United States v. Churuk & Botsvyknyuk (January 9, 2020), Nos. 16-1446, 16-1520
Defendants were convicted of conspiracy to participate in a racketeering enterprise in violation of the RICO Act, 18 U.S.C. § 1962(d), stemming from their participation in a human trafficking ring that brought victims from Ukraine to the United States. The Court rejected numerous arguments and affirmed their convictions. Among other things, the Court held that the Defendants were within the extraterritorial jurisdiction of the United States because the indictment alleged that the enterprise was intended to have an effect within the United States. It also affirmed the district court’s jury instruction that the statute of limitations for RICO conspiracy begins when the crime is complete, which requires Defendants to show either that the purpose of the enterprise was accomplished or abandoned, or that they withdrew from the conspiracy.

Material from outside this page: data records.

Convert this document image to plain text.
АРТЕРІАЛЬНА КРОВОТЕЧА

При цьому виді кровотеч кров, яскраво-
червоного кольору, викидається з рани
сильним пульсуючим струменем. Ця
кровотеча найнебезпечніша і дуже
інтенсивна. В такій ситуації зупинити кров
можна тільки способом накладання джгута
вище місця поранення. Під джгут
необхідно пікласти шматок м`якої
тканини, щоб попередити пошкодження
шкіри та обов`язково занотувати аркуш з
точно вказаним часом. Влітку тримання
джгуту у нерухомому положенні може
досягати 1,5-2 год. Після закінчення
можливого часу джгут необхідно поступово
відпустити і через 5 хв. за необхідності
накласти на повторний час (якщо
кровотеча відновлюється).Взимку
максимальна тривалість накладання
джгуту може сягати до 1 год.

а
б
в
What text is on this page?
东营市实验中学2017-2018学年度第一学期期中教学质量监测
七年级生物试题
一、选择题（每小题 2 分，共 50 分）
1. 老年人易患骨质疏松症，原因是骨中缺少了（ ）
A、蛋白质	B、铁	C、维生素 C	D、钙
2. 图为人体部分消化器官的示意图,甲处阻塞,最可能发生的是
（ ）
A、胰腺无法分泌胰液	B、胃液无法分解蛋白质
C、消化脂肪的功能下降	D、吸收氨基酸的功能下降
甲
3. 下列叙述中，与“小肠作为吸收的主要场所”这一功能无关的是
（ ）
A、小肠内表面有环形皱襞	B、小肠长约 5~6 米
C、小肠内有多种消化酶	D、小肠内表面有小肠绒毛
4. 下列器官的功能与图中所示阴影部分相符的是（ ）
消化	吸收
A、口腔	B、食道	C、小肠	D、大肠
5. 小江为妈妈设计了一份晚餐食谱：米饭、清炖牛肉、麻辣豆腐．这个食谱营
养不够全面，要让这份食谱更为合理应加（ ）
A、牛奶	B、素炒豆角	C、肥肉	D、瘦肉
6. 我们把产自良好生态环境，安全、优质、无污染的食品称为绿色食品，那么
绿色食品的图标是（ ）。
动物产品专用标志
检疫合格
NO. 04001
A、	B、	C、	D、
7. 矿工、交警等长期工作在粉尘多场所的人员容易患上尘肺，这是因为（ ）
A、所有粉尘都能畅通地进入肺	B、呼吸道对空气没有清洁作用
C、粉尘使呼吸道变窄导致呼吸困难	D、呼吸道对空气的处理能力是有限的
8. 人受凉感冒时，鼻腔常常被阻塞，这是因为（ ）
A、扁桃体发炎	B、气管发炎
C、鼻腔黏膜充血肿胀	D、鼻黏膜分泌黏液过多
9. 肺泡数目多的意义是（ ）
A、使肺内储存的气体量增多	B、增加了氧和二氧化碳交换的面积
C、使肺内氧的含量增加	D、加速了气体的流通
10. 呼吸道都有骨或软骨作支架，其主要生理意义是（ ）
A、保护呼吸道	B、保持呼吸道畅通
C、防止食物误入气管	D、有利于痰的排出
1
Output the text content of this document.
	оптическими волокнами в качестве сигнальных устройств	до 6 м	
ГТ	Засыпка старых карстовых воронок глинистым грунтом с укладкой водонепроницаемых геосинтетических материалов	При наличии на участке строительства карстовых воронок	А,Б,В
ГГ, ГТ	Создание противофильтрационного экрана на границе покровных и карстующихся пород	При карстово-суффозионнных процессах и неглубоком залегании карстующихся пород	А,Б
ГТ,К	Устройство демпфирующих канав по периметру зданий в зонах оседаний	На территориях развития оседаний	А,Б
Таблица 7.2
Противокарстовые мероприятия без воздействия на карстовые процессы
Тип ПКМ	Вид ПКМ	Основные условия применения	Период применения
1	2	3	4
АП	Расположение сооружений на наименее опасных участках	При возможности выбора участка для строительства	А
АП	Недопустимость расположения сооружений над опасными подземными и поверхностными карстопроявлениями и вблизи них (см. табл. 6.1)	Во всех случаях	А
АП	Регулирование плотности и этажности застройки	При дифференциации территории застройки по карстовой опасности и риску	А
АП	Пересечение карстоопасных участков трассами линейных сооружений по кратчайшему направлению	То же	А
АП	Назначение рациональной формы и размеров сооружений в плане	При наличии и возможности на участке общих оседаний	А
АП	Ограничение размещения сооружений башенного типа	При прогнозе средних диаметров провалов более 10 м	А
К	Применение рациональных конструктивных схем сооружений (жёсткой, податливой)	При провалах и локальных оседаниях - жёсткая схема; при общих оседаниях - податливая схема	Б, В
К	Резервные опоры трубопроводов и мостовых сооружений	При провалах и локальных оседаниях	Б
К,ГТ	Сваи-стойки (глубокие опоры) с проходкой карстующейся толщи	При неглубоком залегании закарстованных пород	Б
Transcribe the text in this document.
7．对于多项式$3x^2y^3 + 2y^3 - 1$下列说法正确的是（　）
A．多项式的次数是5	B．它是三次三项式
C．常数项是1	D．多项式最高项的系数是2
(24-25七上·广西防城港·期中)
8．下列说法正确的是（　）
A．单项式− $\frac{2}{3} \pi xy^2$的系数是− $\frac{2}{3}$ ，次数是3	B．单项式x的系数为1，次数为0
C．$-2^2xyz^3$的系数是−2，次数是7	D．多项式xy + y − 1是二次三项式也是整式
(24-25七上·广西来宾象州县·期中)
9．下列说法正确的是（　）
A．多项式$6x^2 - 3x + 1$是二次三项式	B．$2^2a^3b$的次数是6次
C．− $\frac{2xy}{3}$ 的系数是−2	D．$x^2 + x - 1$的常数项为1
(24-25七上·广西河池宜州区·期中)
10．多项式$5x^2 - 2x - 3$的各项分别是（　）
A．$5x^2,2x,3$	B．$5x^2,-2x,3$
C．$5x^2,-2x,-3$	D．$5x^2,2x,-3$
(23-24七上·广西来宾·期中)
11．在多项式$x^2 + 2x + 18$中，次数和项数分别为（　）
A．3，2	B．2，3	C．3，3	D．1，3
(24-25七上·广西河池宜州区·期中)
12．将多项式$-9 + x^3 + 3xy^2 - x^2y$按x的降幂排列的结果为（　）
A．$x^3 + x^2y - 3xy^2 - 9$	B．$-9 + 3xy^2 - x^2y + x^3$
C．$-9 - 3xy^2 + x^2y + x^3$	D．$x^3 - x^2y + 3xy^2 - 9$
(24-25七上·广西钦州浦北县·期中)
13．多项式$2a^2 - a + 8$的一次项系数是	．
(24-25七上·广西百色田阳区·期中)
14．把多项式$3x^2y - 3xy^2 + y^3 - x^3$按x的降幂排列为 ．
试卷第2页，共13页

United States v. Moffitt (January 9, 2020), No. 17-1196
Defendant was convicted of conspiracy and attempt to possess drugs after a “reverse-sting,” whereby Defendant attempted to participate in an undercover agent’s proposed robbery of a fictional stash house. Defendant argued in a post-conviction challenge that his lawyer was ineffective for failing to raise a “sentencing entrapment” defense, under which Defendant would have argued that his sentence was inflated by the fictional drug amount created by the government agent. The Third Circuit noted that it has not yet recognized a sentencing entrapment defense but again declined to resolve the question. Instead, it held that Defendant’s counsel was not ineffective because, even if it were recognized, a sentencing entrapment defense would not have been successful in this case.